To quantify the magnitude of the relation between full scale IQ in children aged 5 or more and their body burden of lead.


A systematic review of 26 epidemiological studies since 1979: prospective studies of birth cohorts, cross sectional studies of blood lead, and cross sectional studies of tooth lead.


General populations of children > or = 5 years.


For each study, the regression coefficient of IQ on lead, after adjustment for confounders when possible, was used to derive the estimated change in IQ for a specific doubling of either blood or tooth lead.


The five prospective studies with over 1100 children showed no association of cord blood lead or antenatal maternal blood lead with subsequent IQ. Blood lead at around age 2 had a small and significant inverse association with IQ, somewhat greater than that for mean blood lead over the preschool years. The 14 cross sectional studies of blood lead with 3499 children showed a significant inverse association overall, but showed more variation in their results and their ability to allow for confounders. The seven cross sectional studies of tooth lead with 2095 children were more consistent in finding an inverse association, although the estimated magnitude was somewhat smaller. Overall synthesis of this evidence, including a meta-analysis, indicates that a typical doubling of body lead burden (from 10 to 20 micrograms/dl (0.48 to 0.97 mumol/l) blood lead or from 5 to 10 micrograms/g tooth lead) is associated with a mean deficit in full scale IQ of around 1-2 IQ points.
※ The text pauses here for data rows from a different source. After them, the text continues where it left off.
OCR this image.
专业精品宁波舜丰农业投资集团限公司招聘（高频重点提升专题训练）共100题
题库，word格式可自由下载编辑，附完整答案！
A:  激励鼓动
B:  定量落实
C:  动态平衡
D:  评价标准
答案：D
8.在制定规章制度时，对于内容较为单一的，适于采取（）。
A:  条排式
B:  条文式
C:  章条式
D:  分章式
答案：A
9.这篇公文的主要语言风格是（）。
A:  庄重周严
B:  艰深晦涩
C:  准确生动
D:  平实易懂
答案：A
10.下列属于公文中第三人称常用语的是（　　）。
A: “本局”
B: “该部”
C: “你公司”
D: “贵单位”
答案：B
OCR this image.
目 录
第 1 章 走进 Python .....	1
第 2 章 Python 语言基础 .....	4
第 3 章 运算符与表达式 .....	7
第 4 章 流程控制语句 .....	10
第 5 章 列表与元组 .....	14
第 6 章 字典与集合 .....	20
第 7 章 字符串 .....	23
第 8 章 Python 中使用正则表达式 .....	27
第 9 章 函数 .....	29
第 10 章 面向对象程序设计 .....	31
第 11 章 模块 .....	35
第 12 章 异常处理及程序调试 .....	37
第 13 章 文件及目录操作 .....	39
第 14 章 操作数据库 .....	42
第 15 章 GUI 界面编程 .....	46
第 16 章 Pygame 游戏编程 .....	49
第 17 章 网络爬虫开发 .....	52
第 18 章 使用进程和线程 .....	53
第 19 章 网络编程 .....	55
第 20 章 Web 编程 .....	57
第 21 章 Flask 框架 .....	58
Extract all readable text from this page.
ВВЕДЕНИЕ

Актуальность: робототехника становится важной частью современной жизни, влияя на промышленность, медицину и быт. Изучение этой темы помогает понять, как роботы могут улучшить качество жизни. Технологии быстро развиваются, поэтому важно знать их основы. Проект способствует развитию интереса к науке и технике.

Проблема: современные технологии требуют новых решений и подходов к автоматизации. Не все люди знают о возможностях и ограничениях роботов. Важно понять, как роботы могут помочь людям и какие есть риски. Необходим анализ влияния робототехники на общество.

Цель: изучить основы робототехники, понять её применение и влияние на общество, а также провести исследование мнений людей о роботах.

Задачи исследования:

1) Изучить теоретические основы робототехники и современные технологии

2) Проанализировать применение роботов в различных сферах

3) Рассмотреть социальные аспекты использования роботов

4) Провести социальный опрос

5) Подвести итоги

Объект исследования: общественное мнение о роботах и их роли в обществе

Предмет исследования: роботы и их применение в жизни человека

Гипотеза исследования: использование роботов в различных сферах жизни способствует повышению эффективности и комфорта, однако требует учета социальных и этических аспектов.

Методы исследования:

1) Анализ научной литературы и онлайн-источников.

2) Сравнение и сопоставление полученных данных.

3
While low level lead exposure may cause a small IQ deficit, other explanations need considering: are the published studies representative; is there inadequate allowance for confounders; are there selection biases in recruiting and following children; and do children of lower IQ adopt behaviour which makes them more prone to lead uptake (reverse causality)? Even if moderate increases in body lead burden adversely affect IQ, a threshold below which there is negligible influence cannot currently be determined. Because of these uncertainties, the degree of public health priority that should be devoted to detecting and reducing moderate increases in children's blood lead, compared with other important social detriments that impede children's development, needs careful consideration.